His hand reached for the high drive, Paul could outrun any projectile that way, once his ship got started.
But another spacecraft passed at his side close enough to count the rivets, and as it passed him it began strewing space with a myriad of baseball sized chunks of solid matter. To start the high drive now would be death in a matter of seconds. The first few would be pushed aside, the next batch would ricochet from his hull. The batch he met just before he reached the high-space velocity would come through like a shotgun blast shattering a brick of cheese.
"Turn off the Z-wave!" came the command. "Turn it off or the next shot will drill dead center."
Paul hesitated.
Another flare came from the oncoming ship and the shell drilled deep into Paul's spacecraft, among the machinery and stores.
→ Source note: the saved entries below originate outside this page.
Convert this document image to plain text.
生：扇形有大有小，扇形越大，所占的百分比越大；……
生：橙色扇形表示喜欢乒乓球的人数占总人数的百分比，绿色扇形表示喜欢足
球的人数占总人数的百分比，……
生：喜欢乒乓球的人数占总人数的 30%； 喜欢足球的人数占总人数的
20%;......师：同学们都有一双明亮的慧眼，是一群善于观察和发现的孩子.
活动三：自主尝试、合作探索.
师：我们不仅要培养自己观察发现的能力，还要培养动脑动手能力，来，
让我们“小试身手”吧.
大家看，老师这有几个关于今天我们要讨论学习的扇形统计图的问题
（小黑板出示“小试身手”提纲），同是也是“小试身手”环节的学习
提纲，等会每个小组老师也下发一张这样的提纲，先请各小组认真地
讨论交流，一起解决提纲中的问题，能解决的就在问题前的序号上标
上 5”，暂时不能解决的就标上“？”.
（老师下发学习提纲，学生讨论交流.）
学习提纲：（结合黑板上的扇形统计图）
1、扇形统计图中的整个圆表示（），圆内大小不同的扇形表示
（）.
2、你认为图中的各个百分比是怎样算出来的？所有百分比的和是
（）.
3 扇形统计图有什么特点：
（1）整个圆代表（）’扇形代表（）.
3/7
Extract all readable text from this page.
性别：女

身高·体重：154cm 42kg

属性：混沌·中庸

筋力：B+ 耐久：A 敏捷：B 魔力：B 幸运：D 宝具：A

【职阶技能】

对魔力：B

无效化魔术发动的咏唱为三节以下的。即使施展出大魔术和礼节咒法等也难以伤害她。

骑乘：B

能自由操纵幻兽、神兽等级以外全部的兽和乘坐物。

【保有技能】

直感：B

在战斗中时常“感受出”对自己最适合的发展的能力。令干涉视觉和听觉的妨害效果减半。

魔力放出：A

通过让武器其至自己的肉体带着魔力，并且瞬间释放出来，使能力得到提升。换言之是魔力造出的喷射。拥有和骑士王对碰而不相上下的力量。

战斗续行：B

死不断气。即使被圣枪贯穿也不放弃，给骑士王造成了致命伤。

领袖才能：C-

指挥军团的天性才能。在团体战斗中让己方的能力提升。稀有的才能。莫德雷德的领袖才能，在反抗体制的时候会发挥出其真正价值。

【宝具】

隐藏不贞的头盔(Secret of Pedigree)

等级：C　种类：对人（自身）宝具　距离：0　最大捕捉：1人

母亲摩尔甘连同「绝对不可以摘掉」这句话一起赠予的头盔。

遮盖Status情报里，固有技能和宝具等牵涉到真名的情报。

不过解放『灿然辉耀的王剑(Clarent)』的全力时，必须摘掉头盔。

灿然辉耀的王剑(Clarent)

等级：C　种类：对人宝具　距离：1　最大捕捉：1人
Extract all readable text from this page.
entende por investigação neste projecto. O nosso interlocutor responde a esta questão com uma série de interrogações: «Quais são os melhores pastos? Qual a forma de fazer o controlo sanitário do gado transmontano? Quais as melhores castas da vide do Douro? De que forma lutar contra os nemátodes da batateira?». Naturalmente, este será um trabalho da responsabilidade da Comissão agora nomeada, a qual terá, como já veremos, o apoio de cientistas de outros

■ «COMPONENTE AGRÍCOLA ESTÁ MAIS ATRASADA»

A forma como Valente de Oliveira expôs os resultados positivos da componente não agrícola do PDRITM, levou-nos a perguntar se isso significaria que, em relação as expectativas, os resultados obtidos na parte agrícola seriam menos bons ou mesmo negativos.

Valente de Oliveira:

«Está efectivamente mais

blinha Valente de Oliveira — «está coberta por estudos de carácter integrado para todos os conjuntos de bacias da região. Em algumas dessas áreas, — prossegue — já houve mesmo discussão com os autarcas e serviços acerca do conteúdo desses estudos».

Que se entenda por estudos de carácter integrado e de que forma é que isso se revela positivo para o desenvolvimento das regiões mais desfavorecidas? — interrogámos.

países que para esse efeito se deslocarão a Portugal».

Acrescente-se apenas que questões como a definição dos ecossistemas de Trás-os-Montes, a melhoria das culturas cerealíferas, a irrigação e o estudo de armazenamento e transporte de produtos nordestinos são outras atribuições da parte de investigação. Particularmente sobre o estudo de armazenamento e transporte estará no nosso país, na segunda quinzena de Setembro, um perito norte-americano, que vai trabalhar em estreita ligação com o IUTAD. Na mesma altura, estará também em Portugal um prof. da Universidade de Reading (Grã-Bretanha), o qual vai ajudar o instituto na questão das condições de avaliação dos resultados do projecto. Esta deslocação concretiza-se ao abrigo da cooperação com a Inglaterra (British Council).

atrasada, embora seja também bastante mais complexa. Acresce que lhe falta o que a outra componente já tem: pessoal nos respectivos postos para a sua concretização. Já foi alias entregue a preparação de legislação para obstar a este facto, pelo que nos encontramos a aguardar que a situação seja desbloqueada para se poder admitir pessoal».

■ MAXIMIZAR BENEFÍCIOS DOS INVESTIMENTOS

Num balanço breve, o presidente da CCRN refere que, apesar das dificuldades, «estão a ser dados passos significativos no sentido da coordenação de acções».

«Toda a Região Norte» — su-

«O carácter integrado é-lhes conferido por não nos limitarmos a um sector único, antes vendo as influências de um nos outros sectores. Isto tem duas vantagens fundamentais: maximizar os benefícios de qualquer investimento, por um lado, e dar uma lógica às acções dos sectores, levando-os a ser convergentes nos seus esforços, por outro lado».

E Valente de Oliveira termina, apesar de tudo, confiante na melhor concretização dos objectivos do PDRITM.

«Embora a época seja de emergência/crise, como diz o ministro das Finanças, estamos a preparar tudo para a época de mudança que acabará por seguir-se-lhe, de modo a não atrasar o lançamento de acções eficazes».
Bulkhead doors clanged shut, the whistle of air rose and then fell as some compartment or other down in the bowels of the ship blasted its air out through a jagged hole in the hull.
"Next one will be through your department!"
Paul shrugged unhappily and snapped the toggle switch on the Z-wave transmitter. The other ship came alongside, threw out magnetic grapples, and then they came aboard in space suits through the airlock. They waved him aside and took over the controls of his ship.
Stolidly and silently they drove him toward G.S.C. 311; IX, landed him on a crude spaceport and escorted him to a new building where he faced a hard-looking man who chewed a cold cigar and eyed him with a great amount of pleasure.
"Well look who's here!" he gibed.
"What of it," snapped Paul.
"Lucky us. To think that of all the stars in the galaxy Paul Grayson would fasten his eye on us! My friend, you have no idea what a shock that Z-wave gave us. We broke three necks getting out there before you could do some harm."
"So you've caught me. But catching me isn't going to stop progress."
"How vitally correct you are."
"You—"
"Pardon me. I am called Westlake. I am what is known as a henchman, hireling, or employee of people who prefer to see the Z-wave communications stalled."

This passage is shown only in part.